The back of my truck was partly full again with the gifts. Mendoza was standing by the open trunk.

“Sorry, hands are full,” he said as I approached.

He had taken a bottle of Maker’s Mark from the table without my noticing. He took a swig of it.

“You’re putting that shit away while I drive or you’re not getting in,” I warned him. I wasn’t about to get arrested or assaulted by the MPs—again.

Elodie told us that she wanted to sit in the backseat in case she got motion sickness, and Mendoza wanted to sit up front so he didn’t have to contend with a pregnant woman who might get carsick. Fischer slid in next to Elodie and I turned on to the street that would take us to the other side of post, a short drive to Mendoza’s housing village.
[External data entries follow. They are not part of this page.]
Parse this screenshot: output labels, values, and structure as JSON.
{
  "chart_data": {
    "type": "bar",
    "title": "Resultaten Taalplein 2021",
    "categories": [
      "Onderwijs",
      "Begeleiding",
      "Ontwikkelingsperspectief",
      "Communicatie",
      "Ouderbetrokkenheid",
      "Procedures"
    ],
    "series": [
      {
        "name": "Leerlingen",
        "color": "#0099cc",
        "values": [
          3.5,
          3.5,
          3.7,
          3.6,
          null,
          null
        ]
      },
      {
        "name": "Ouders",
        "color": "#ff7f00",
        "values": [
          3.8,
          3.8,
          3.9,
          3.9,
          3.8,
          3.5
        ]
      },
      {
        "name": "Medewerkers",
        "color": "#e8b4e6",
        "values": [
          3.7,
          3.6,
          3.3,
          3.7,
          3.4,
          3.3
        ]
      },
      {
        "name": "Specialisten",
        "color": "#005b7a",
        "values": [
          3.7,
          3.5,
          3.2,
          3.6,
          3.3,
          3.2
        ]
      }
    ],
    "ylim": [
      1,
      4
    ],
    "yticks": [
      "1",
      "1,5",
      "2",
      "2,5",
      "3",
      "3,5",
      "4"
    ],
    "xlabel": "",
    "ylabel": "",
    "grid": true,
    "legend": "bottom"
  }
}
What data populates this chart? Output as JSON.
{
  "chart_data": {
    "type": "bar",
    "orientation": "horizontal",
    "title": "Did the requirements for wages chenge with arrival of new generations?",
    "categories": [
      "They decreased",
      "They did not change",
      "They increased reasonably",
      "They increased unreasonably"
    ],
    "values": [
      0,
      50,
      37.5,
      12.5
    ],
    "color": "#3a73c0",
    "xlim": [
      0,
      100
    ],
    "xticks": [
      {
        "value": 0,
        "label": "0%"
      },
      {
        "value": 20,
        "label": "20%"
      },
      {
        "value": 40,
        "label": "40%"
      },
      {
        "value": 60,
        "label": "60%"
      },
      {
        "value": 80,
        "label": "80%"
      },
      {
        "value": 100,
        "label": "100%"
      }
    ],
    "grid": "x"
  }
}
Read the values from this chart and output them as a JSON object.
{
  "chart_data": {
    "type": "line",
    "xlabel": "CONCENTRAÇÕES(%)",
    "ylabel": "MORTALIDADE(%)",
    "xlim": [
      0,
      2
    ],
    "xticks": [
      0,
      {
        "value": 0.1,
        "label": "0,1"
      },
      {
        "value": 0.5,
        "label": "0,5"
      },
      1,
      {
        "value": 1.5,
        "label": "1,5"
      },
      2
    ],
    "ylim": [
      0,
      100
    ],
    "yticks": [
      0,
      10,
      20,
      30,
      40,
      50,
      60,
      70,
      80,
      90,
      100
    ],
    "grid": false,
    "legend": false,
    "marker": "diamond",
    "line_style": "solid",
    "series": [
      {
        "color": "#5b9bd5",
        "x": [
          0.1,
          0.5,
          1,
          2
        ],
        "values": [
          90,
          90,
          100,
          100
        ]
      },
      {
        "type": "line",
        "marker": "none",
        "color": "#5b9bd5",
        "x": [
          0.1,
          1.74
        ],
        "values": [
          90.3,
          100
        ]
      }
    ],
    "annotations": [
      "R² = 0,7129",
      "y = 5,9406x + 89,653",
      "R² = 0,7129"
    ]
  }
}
“What a bunch of douchebags,” he said when the four of us were in my truck.

“On the floor,” I told Mendoza, looking at the liquor still in his hand.

“Okay, Jesus. You’re worse than my old lady,” he said, groaning, but obeyed.

“They weren’t so bad. Just toward the end,” Elodie said, trying to make the best of her ruined baby shower.

I knew that Karina should have been in charge of it.